В течение всего пути до Иены и в первые дни пребывания там Гете был совершенно невыносим для окружающих.
А в Веймаре господин Карстен из Вены, его пудель Драгон и мамзель Ягеман разыгрывали перед зрителями жуткую историю про собаку мосье Обри де Мон-Дидье. Играли они так хорошо, что веймарские филистеры забыли, как презрительно фыркали на герцогскую мамзель, и с удовольствием предпочли у себя в городе такого замечательного артиста, как пудель Драгон, уехавшему поэту Гете. Каждому была известна неприязнь тайного советника к собакам, и каждый подчеркивал, что именно сейчас она ему совершенно непонятна. Однако и в Веймаре нельзя было бесконечно играть историю про собаку мосье Обри, так что господин Карстен из Вены и его пудель Драгон отбыли из города, дабы стяжать себе новую славу на других сценах Германии. А в дважды осиротевшем театре теперь безраздельно господствовала мамзель Ягеман, герцог же во всем ей потакал. Неприязнь к актрисе придворных и горожан, ожившая с новой силой, подстрекала ее ко все новым причудам, тем паче что теперь ей то и дело приходилось слышать, как веймарцы сожалеют о смещении господина Гете, ведь это поистине позор для Веймара, что из-за какой-то собаки и какой-то паршивой пьесы из города изгнан величайший поэт мира. А Гете в соседней Иене давно уже успокоился.

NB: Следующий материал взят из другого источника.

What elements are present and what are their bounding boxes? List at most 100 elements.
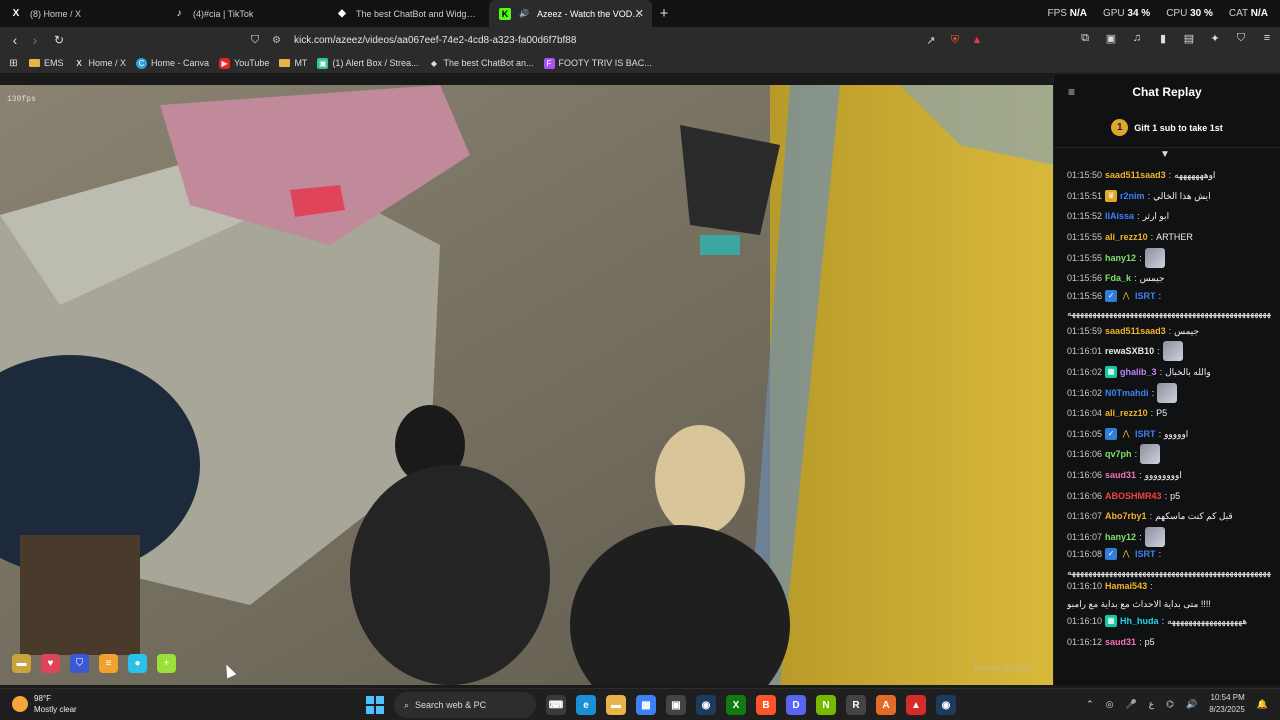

Но тут сами же собаки загладили свою вину перед ним — случай прямо-таки трагикомический. Одна из породистых охотничьих собак герцога загрызла Жюли — болонку Ягеман; возмущенная актриса потребовала от своего сиятельного возлюбленного казни „убийцы“ ее собачки. Герцог будто бы от души смеялся над этим наглым требованием. Равно как и общество — придворное и городское. За это мамзель лишила повелителя своей милости, что заставило его искать утешения в другом месте, а Каролину Ягеман — покинуть Веймар и отправиться на гастроли в другие города.
Гете возвратился в Веймар с твердой решимостью никогда больше не переступать порог театра в качестве директора — только в качестве поэта. Он понял, что растратил годы на бесполезное для него дело, и великодушно простил всех — актрис и собак.
Гете, так много взявший от своей матери — не только веселый нрав и склонность к сочинительству, — возможно, и в своем отношении к животным был тоже лишь сыном госпожи советницы. Об этой женщине — жизнерадостной, веселой, добродушной и щедрой — известно, что она все же неизменно оставалась госпожой советницей и к делам обыденным, житейским, если они не касались патрицианской фамилии Текстор, относилась без всякого понимания. Она способна была радоваться любым живым существам, но непосредственного физического контакта с ними избегала, так же- как ее сын, и все же искренне считала себя другом животных.
Характерен и не лишен пикантного оттенка разговор, якобы записанный Беттиной фон Арним. Разговор этот состоялся вскоре после расквартирования во Франкфурте французских солдат. Госпожа советница получила на постой молодого офицера, который, видимо, питал к достойной даме сыновнее почтение, за что она едва не подарила свое старое сердце этому „мальчишке-французу“. Лейтенант, как видно, был человеком своеобычным, он принес с собой в дом советницы птицу — сороку, а покидая город, оставил пичугу ей в подарок. Советница не знала, что с ней делать. Беттина повествует:
Советница. Знаешь ли новость? Мой постоялец-француз вчера со мной простился! Не успела я опомниться, как мальчишка бросается мне на шею, целует и говорит: „Vous êtes ma mère!“ [53] «Вы моя мать!» ( фр .).
, и плачет, и я тоже не могу удержаться от слез. Видела бы ты эти объятья — уйдет и тотчас обратно, взбежит по лестнице и опять, опять жмет мне руку. И конца бы этому не было, не загреми вдруг барабан. А сегодня утром — прыг-скок! — впархивает сюда этот сокол с букетом незабудок на спине, — теперь эта птица мне всюду нагадит!
Беттина. Ах, госпожа советница, никакой это не сокол.
Советница. Ну, стало быть, орел!
Беттина. И не орел тоже!
Советница. Ну пусть его будет коршун!
Беттина. И вовсе не коршун!
Советница. Значит, кукушка, не воробей же он, в самом деде!
Беттина. Да это сорока.
Советница. Вот и забирай отсюда эту сороку, уноси подальше и не морочь мне голову своими естественнонаучными познаниями, — твоя сорока еще, чего доброго, загадит мне тут весь пол.
Беттина. Но почему же эта сорока теперь моя?